No, it isn’t an underwater warship or on-screen translations that help you understand a foreign film; it’s a high-tech printing process used mostly for print on demand apparel. Today we’re going to pick it apart — we’ll cover what it is, how it works, discuss the pros and cons, when to use it — and when not to.

What is sublimation?
Let’s start with the broad strokes. What exactly is sublimation?

In simple terms, it’s a method of printing that transfers a design into a material or fabric using ink and heat.

In the world of apparel, it’s a game changer in that it allows whole garment prints — designs that go seam-to-seam.

The sublimation printing process
So how does sublimation work? Well, 35gsm fast dry sublimation paper uses heat to essentially bring ink and fabric together as one.

First, a design is printed onto special paper. The inks that are used turn into gas when brought under heat, then combine with the fabric and permanently print onto the fabric.

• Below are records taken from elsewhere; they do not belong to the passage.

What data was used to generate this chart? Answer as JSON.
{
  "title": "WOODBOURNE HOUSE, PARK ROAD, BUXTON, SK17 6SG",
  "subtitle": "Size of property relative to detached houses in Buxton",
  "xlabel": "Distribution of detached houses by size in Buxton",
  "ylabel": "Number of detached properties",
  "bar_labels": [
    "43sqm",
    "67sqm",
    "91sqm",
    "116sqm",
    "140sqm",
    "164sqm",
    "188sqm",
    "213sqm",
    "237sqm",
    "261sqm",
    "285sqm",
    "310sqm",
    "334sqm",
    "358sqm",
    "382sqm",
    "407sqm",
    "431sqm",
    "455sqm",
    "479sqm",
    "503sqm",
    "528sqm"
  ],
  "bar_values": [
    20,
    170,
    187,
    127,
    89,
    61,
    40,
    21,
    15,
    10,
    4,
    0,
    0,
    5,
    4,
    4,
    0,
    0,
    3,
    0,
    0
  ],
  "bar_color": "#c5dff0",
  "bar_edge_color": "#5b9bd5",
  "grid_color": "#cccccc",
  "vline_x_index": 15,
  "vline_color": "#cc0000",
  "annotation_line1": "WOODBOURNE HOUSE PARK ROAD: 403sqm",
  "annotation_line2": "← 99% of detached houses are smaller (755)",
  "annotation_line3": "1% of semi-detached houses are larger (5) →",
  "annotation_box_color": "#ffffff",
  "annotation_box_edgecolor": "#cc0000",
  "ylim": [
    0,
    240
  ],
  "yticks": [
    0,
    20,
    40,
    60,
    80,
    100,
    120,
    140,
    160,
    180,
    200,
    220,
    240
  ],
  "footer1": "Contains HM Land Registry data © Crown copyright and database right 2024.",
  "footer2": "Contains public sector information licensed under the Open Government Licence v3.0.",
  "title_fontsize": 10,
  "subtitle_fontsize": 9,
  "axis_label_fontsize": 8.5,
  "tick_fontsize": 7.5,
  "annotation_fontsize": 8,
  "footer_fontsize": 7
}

The effects are permanent and less prone to fading, as the ink is embedded in the fabric or substrate rather than simply laying on top like a normal print.

The process is almost like a tattoo, but instead of for your skin, it’s for your chosen product. The heat opens up the pores of the fabric, then with the applied pressure the ink cools and returns to a solid form.

The result is a permanent, full colour image that won’t crack, peel or wash away from the substrate. The process allows the ink to go from a solid to a gas without turning to liquid, a bit like dry ice. The conversion is initiated by heat and controlled by pressure.

This quick and effective digital print method is growing in popularity for smaller batch orders and those designs that rely on the details. Sublimation printing is also known as ‘all over printing’ as it allows you to choose a design that can literally go from seam to seam.